Building a picket fence—instead of a fortress—around your ideas. Protecting intellectual property is a tricky task. For a brand new concept or thought process, few bulletproof legal safeguards exist. (Copyrights apply to original works when they can be physically copied, as with a compact disc, whereas trademarks like the Nike “swoosh” protect words, symbols and designs that distinguish products from competitors.) When discussing new ideas, always demand a signed Non-Disclosure Agreement drafted by an able attorney; you may not get it, but the act of asking shows you mean business.

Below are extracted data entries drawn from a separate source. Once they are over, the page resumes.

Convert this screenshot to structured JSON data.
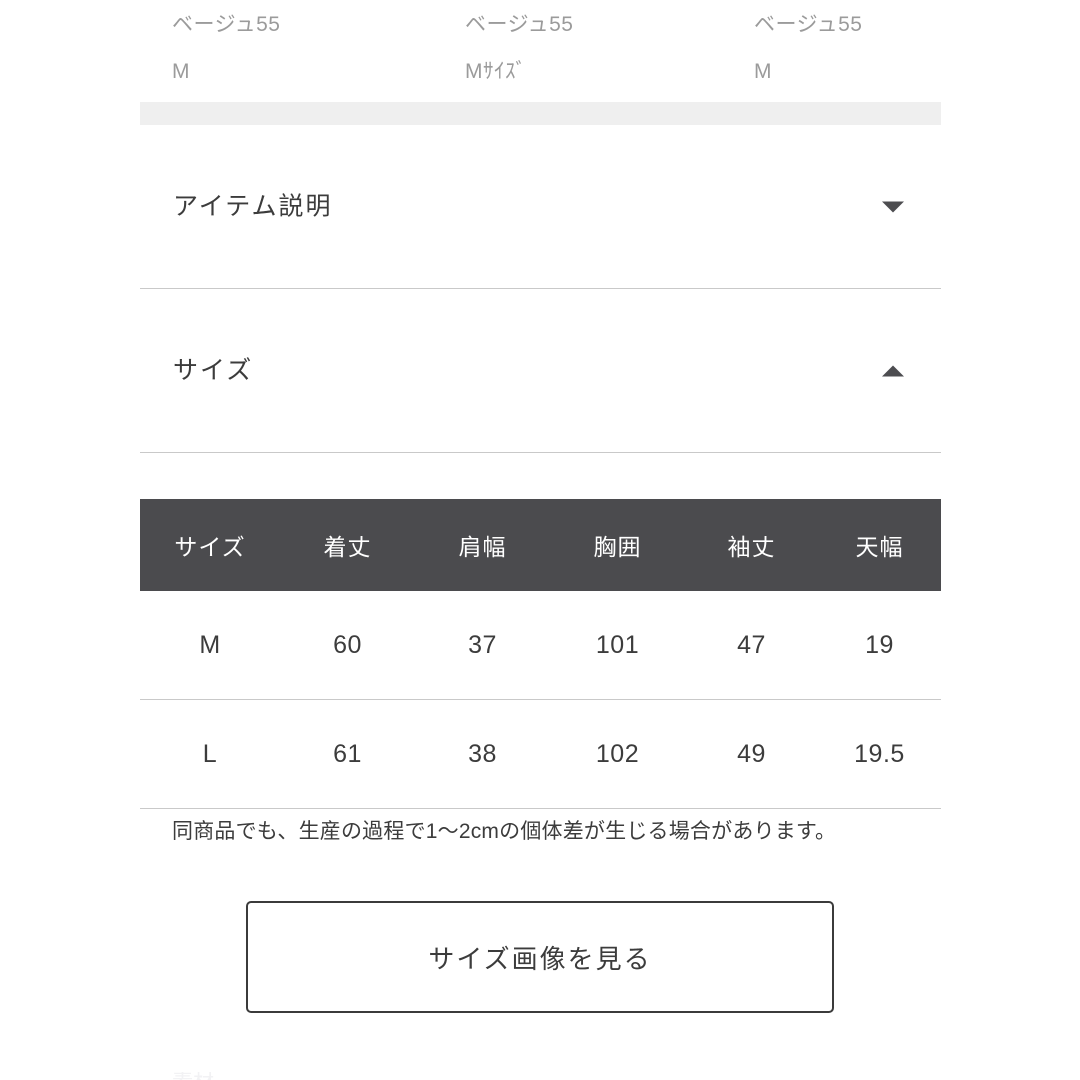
{
  "variants": [
    {
      "color": "ベージュ55",
      "size": "M"
    },
    {
      "color": "ベージュ55",
      "size": "Mｻｲｽﾞ"
    },
    {
      "color": "ベージュ55",
      "size": "M"
    }
  ],
  "accordions": [
    {
      "label": "アイテム説明",
      "state": "collapsed",
      "icon": "chevron-down-icon"
    },
    {
      "label": "サイズ",
      "state": "expanded",
      "icon": "chevron-up-icon"
    }
  ],
  "size_table": {
    "headers": [
      "サイズ",
      "着丈",
      "肩幅",
      "胸囲",
      "袖丈",
      "天幅"
    ],
    "rows": [
      {
        "size": "M",
        "length": "60",
        "shoulder": "37",
        "chest": "101",
        "sleeve": "47",
        "top_width": "19"
      },
      {
        "size": "L",
        "length": "61",
        "shoulder": "38",
        "chest": "102",
        "sleeve": "49",
        "top_width": "19.5"
      }
    ]
  },
  "note": "同商品でも、生産の過程で1〜2cmの個体差が生じる場合があります。",
  "size_image_button": {
    "label": "サイズ画像を見る"
  },
  "bottom_cut_text": "素材",
  "colors": {
    "page_background": "#ffffff",
    "gray_band": "#efefef",
    "table_header_bg": "#4b4b4e",
    "table_header_text": "#ffffff",
    "body_text": "#3c3c3c",
    "muted_text": "#9b9b9b",
    "rule": "#c9c9c9",
    "button_border": "#3b3b3b"
  }
}
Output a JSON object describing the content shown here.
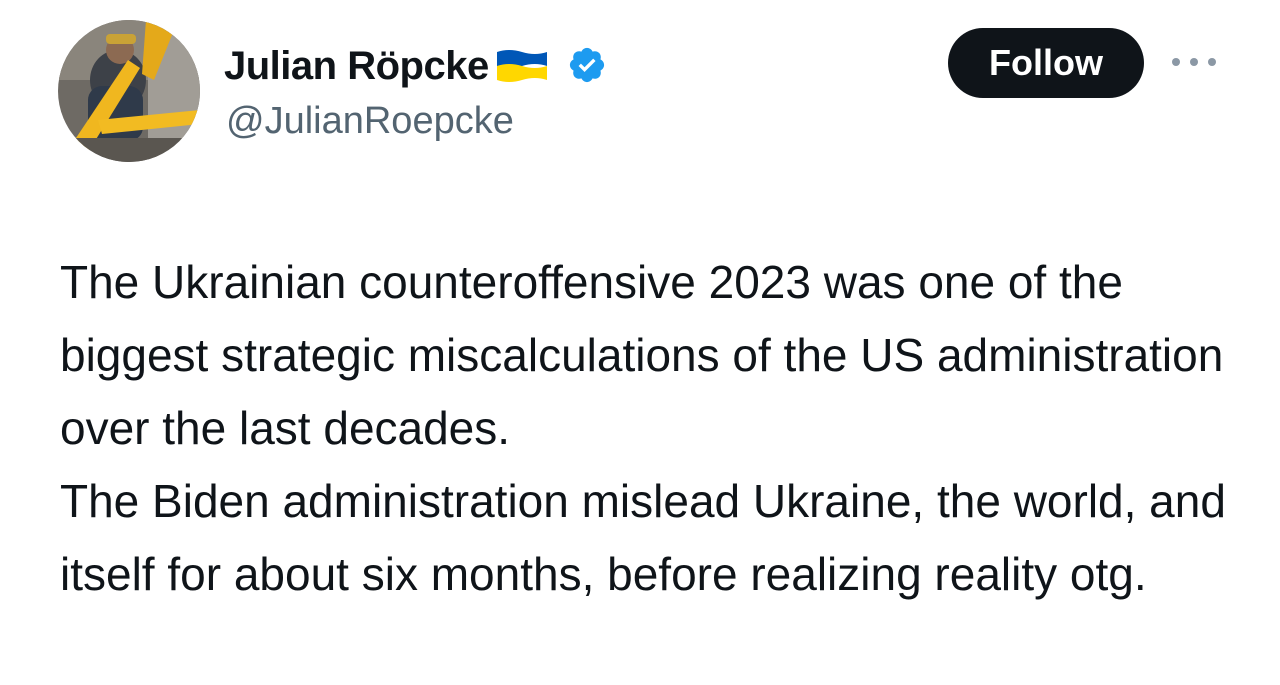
{
  "author": {
    "display_name": "Julian Röpcke",
    "handle": "@JulianRoepcke",
    "flag_icon": "ukraine-flag-icon",
    "verified_icon": "verified-badge-icon",
    "verified_color": "#1d9bf0"
  },
  "actions": {
    "follow_label": "Follow",
    "more_icon": "more-options-icon"
  },
  "tweet": {
    "paragraph_1": "The Ukrainian counteroffensive 2023 was one of the biggest strategic miscalculations of the US administration over the last decades.",
    "paragraph_2": "The Biden administration mislead Ukraine, the world, and itself for about six months, before realizing reality otg."
  },
  "colors": {
    "text": "#0f1419",
    "secondary_text": "#536471",
    "follow_button_bg": "#0f1419",
    "flag_blue": "#0057b7",
    "flag_yellow": "#ffd700"
  }
}
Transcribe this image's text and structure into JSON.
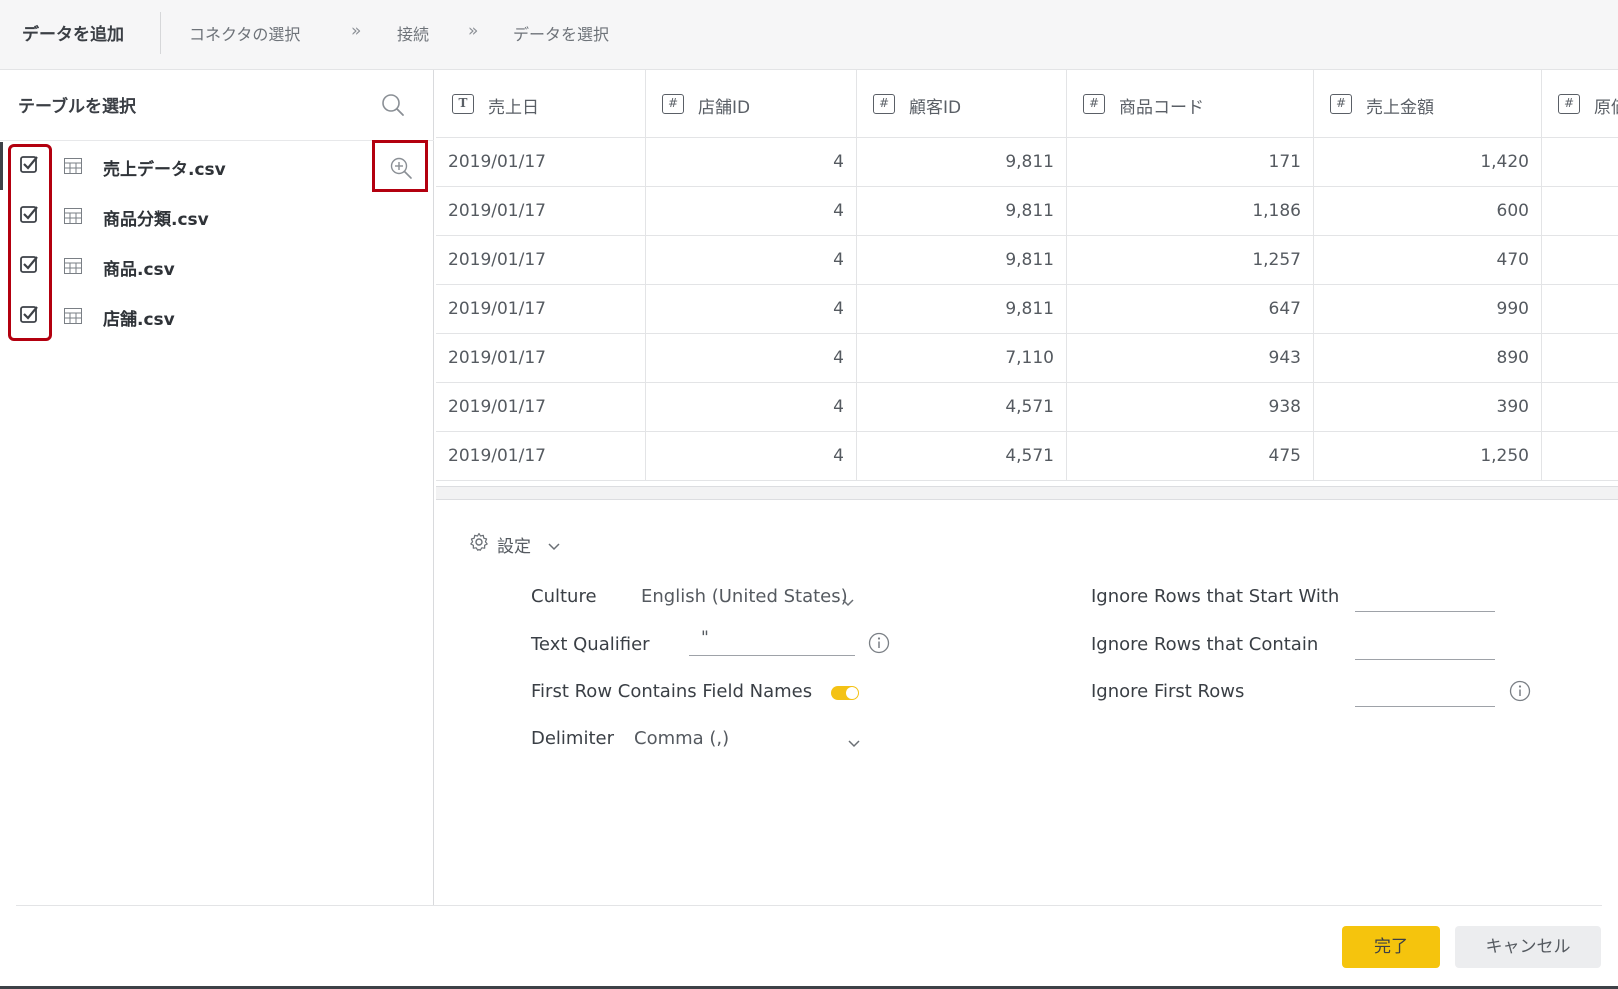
{
  "header": {
    "title": "データを追加",
    "steps": [
      "コネクタの選択",
      "接続",
      "データを選択"
    ],
    "separator": "»"
  },
  "left_panel": {
    "title": "テーブルを選択",
    "tables": [
      {
        "name": "売上データ.csv",
        "checked": true
      },
      {
        "name": "商品分類.csv",
        "checked": true
      },
      {
        "name": "商品.csv",
        "checked": true
      },
      {
        "name": "店舗.csv",
        "checked": true
      }
    ]
  },
  "grid": {
    "columns": [
      {
        "type": "T",
        "label": "売上日"
      },
      {
        "type": "#",
        "label": "店舗ID"
      },
      {
        "type": "#",
        "label": "顧客ID"
      },
      {
        "type": "#",
        "label": "商品コード"
      },
      {
        "type": "#",
        "label": "売上金額"
      },
      {
        "type": "#",
        "label": "原価"
      }
    ],
    "rows": [
      [
        "2019/01/17",
        "4",
        "9,811",
        "171",
        "1,420",
        ""
      ],
      [
        "2019/01/17",
        "4",
        "9,811",
        "1,186",
        "600",
        ""
      ],
      [
        "2019/01/17",
        "4",
        "9,811",
        "1,257",
        "470",
        ""
      ],
      [
        "2019/01/17",
        "4",
        "9,811",
        "647",
        "990",
        ""
      ],
      [
        "2019/01/17",
        "4",
        "7,110",
        "943",
        "890",
        ""
      ],
      [
        "2019/01/17",
        "4",
        "4,571",
        "938",
        "390",
        ""
      ],
      [
        "2019/01/17",
        "4",
        "4,571",
        "475",
        "1,250",
        ""
      ]
    ]
  },
  "settings": {
    "toggle_label": "設定",
    "culture_label": "Culture",
    "culture_value": "English (United States)",
    "text_qualifier_label": "Text Qualifier",
    "text_qualifier_value": "\"",
    "first_row_label": "First Row Contains Field Names",
    "first_row_enabled": true,
    "delimiter_label": "Delimiter",
    "delimiter_value": "Comma (,)",
    "ignore_start_label": "Ignore Rows that Start With",
    "ignore_start_value": "",
    "ignore_contain_label": "Ignore Rows that Contain",
    "ignore_contain_value": "",
    "ignore_first_label": "Ignore First Rows",
    "ignore_first_value": ""
  },
  "footer": {
    "done_label": "完了",
    "cancel_label": "キャンセル"
  },
  "colors": {
    "accent": "#f5c40d",
    "highlight": "#b3000f"
  }
}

Once created, intellectual property requires plenty of care and feeding, too. With both copyrights and trademarks, licensees should be contractually bound to protect those assets and to notify licensors of potential infringement. With trademarks, failure to require certain protections might cause you to lose exclusive use of the name of your company’s products or services. Not good.
Doing business with friends when some can’t afford to lose. This little monster takes many shapes. Like the up-and-coming recording artist who’s sure that his brother-in- law, currently running the local car wash, can manage his career. Or the well-meaning chump who goes into business with his old high-school buddy, even though he hasn’t seen the guy in 20 years.
Friendly suggestion: Don’t do business with friends—even with lawyers involved—if someone can’t afford to lose the purse. Chances are, you’ll lose a lot more.